Lata Singh is Associate Professor, Centre for Women's Studies, Jawaharlal Nehru University, New Delhi. She has been a British Academy Visiting Fellow, Fellow at the Indian Institute of Advanced Study, Shimla, and University Grants Commission Research Awardee. An editorial board member of the Dutch Journal of Feminist Studies, her books and edited collections include Raising the Curtain: Recasting Women Performers in India (Orient BlackSwan, 2017); Theatre in Colonial India: Play-House of Power (OUP, 2009); Popular Translations of Nationalism: Bihar, 1920-22 (Primus Books, 2012); Colonial and Contemporary Bihar and Jharkhand (Primus Books, 2014); and Violence and Performing Arts (IIAS Shimla, 2016).

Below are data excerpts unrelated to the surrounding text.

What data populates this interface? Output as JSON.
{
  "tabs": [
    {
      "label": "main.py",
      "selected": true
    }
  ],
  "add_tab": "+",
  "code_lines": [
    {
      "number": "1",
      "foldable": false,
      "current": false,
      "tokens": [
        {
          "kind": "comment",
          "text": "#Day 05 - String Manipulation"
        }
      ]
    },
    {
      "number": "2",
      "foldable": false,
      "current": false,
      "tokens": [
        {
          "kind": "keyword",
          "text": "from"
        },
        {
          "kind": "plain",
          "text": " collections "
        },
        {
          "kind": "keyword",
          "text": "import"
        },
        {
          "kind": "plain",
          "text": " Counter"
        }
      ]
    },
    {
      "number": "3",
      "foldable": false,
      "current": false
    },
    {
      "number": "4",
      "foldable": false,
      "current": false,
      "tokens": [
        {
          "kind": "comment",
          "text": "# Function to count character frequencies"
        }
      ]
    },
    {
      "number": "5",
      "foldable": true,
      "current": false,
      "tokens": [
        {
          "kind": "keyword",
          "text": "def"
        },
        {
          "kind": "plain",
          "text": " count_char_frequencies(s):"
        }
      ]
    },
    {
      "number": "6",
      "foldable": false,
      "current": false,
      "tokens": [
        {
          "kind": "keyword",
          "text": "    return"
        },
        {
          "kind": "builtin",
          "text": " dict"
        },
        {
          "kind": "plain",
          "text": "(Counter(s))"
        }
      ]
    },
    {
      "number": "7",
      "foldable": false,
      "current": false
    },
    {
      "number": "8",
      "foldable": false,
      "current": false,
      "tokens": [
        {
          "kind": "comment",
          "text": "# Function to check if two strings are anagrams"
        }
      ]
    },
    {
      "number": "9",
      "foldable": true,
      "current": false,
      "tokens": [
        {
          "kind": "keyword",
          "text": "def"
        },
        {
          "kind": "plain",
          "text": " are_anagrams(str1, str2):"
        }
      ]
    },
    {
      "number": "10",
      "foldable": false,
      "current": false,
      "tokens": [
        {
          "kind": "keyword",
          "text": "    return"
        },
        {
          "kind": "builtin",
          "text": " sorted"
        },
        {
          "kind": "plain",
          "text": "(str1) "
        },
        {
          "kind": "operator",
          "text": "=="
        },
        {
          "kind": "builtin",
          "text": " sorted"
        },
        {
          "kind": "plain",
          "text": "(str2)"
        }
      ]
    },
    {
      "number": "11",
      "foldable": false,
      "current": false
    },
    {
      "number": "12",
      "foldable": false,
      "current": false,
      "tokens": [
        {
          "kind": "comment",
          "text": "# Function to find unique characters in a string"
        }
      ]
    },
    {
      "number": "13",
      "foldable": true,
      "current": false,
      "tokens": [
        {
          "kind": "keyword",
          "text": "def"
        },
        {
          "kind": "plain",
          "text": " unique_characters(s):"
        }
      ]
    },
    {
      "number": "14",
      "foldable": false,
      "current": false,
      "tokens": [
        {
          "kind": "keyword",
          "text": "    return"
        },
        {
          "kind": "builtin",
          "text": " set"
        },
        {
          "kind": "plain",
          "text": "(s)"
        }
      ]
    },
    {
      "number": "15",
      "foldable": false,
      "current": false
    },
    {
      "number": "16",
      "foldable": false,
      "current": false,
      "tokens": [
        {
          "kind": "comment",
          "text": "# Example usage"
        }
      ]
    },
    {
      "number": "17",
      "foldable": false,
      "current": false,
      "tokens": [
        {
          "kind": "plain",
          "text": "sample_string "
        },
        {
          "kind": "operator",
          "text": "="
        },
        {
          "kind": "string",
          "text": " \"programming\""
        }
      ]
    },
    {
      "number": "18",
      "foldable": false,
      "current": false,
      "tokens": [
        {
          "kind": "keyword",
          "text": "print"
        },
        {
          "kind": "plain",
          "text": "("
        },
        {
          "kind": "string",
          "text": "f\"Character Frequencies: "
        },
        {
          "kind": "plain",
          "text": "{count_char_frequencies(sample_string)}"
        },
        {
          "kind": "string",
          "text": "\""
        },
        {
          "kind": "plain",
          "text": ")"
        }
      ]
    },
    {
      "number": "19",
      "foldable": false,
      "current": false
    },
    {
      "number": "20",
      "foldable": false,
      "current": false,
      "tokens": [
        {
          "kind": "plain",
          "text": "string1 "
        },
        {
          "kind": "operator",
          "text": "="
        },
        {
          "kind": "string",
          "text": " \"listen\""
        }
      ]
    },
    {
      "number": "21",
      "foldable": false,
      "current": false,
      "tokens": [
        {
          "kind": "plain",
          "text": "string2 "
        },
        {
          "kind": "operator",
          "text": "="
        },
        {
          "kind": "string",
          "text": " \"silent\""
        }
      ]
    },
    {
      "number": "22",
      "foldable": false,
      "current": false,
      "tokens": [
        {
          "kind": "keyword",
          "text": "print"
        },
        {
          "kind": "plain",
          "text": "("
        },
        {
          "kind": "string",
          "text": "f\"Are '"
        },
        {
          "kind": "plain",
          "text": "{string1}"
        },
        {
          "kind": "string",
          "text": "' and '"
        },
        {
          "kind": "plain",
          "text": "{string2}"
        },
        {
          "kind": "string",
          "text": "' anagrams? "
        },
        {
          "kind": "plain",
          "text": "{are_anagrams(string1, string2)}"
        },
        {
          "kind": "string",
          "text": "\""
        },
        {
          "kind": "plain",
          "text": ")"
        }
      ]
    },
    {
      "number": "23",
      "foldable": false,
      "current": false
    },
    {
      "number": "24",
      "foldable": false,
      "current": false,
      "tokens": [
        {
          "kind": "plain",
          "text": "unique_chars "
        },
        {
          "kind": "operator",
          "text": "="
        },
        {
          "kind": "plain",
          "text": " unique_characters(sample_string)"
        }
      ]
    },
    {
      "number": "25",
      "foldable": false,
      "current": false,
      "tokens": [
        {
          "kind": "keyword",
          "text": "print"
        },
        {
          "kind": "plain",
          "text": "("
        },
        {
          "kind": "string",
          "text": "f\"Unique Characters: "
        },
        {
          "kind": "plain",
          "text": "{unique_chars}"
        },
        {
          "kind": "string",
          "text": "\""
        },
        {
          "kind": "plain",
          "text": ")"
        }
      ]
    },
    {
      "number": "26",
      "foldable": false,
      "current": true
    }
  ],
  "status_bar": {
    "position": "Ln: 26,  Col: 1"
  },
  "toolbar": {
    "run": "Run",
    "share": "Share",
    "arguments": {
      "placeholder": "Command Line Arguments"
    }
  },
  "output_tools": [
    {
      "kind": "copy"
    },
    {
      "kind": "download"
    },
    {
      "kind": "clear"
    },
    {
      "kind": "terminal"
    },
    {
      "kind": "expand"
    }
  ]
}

She was the Guest Editor of a special issue of the Indian Historical Review on 'Issues of Gender: Colonial and Post-Colonial India' (2008).Shashank Shekhar Sinha is an independent researcher and the author of Restless Mothers and Turbulent Daughters: Situating Tribes in Gender Studies (Stree, 2005) and Delhi, Agra, Fatehpur Sikri: Monuments, Cities and Connected Histories (Pan Macmillan, 2021). He has published extensively on Adivasis, gender, and witch hunting. Sinha taught undergraduate courses in history at the University of Delhi for almost a decade (1994-2004). He worked with Oxford University Press (2004-2012) before moving on to join Routledge, Taylor & Francis Group, as Publishing Director (South Asia) in 2012.